I am a big fan of blogging as a marketing tool for businesses. Blogs are the basis of all my marketing. One blog can turn into loads of different pieces of content. But I still get asked this question all the time: “Do I really need a blog?”
Short answer: yes.
Longer answer: let me explain why, especially in 2026 when AI search is changing everything.
One Blog Post, A Week’s Worth Of Content
This is the bit that gets people excited when I explain it. You write one blog post. From that, you can create:
- 3-5 social media posts (pull out the key points)
- A newsletter (summarise or expand on one section)
- A short video or Reel (talk through the main idea)
- An infographic or carousel (turn a list into a visual)
- A podcast episode (discuss the topic in more depth)
That’s a week’s content sorted from one blog post. Instead of staring at a blank screen every day wondering what to post, you’ve got a system. Write the blog, chop it up, distribute it. Done.
Google Loves Blogs
Every blog post is a new page on your website. A new opportunity to show up in Google when someone searches for something you can help with. If you’ve got 5 pages on your website, you’ve got 5 chances to be found. If you’ve got 50 blog posts, you’ve got 55 chances. It’s basic maths.
And Google rewards websites that are regularly updated with fresh content. A website that hasn’t been touched since 2022 is going to struggle against one that’s publishing useful content every week.
AI Search Is Changing The Game (In Your Favour)
Here’s something most business owners haven’t twigged yet. AI tools like ChatGPT, Google’s AI Overview, and Perplexity are pulling answers from websites to answer people’s questions. And where do they find those answers? In blog posts.
If you’ve written a helpful, detailed blog post about “how to market a bakery on a budget”, and someone asks an AI that question, your content could be the answer it gives. That’s visibility you can’t buy.
The businesses that have been consistently blogging useful content are the ones that AI tools reference. The ones with empty websites? Invisible.

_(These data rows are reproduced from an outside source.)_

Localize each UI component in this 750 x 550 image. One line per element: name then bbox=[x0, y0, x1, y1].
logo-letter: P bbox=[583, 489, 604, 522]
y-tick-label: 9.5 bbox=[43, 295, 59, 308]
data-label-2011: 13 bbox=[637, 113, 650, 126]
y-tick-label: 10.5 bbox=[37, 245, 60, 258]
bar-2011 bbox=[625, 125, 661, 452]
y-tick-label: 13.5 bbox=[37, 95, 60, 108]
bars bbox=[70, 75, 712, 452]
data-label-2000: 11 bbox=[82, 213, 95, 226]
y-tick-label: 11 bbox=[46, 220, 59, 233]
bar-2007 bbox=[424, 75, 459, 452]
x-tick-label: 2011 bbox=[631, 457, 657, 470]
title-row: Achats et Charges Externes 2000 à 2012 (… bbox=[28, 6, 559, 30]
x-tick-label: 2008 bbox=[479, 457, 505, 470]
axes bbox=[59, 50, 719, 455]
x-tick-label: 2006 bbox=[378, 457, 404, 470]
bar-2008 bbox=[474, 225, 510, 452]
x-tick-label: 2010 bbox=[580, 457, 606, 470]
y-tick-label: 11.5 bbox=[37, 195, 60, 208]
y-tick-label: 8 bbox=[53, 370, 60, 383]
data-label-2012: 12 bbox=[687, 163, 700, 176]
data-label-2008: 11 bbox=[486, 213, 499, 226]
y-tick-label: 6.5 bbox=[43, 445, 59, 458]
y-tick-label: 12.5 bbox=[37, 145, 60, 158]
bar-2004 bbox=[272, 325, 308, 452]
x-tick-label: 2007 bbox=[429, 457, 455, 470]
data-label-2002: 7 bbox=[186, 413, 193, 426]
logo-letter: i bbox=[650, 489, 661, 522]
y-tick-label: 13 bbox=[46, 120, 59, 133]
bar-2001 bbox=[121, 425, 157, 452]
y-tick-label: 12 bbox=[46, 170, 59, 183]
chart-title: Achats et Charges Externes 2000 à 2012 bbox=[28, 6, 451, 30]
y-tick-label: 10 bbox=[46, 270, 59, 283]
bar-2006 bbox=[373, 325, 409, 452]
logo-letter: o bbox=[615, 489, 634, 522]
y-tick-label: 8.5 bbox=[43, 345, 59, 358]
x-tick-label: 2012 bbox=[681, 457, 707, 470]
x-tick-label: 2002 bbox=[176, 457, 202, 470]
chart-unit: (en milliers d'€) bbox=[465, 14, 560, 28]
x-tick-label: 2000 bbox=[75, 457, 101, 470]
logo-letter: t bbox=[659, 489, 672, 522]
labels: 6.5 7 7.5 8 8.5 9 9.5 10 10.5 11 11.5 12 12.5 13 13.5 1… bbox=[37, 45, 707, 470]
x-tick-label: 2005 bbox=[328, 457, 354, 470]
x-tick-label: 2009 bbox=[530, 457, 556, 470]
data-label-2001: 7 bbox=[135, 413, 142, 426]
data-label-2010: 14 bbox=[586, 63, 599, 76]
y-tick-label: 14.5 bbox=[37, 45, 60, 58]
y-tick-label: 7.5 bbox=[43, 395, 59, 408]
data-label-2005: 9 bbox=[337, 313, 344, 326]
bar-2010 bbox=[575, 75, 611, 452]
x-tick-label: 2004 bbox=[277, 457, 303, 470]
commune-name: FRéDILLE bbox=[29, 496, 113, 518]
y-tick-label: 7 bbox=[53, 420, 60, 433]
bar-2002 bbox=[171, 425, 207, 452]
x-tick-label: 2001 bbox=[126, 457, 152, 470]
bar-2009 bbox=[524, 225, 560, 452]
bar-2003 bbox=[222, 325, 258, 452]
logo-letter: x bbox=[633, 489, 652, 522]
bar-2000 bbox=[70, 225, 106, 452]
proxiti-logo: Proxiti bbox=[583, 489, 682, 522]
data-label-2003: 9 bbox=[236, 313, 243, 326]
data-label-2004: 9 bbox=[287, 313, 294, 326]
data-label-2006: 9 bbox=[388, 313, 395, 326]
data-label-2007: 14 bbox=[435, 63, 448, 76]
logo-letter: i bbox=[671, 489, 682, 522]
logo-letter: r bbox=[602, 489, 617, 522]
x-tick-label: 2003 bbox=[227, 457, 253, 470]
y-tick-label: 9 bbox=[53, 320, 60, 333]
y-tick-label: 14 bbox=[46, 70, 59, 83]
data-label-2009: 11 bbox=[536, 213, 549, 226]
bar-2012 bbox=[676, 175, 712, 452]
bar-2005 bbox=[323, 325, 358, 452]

It Builds Trust (Properly)
When someone lands on your website from Google or social media, what do they do? They look around. They want to know if you’re legit, if you know your stuff, if you’re the right person to help them.
A blog full of helpful, practical advice says “this person knows what they’re talking about”. It builds trust before you’ve even had a conversation. By the time they get in touch, they’re already halfway to buying because your content has done the selling for you.
“But I Haven’t Got Time”
You haven’t got time NOT to blog. Every week you’re not blogging, your competitors are. Every question your customers are asking Google that you could answer but haven’t? That’s a customer going to someone else.
A blog post doesn’t have to be 2,000 words. It doesn’t have to be perfect. 500 words answering a real question your customers have is better than no blog at all. Write like you talk. If it takes you more than an hour, you’re overthinking it.
“But Nobody Reads Blogs Anymore”
People don’t read blogs like magazines. They find them through Google, through links on social media, through AI search results. Your blog isn’t a destination people browse – it’s a net that catches people who are looking for what you offer. That’s a very different thing.
So yes. You really do need a blog. Start with one post a week (or even one a fortnight). Write about what your customers ask you about. And watch what happens.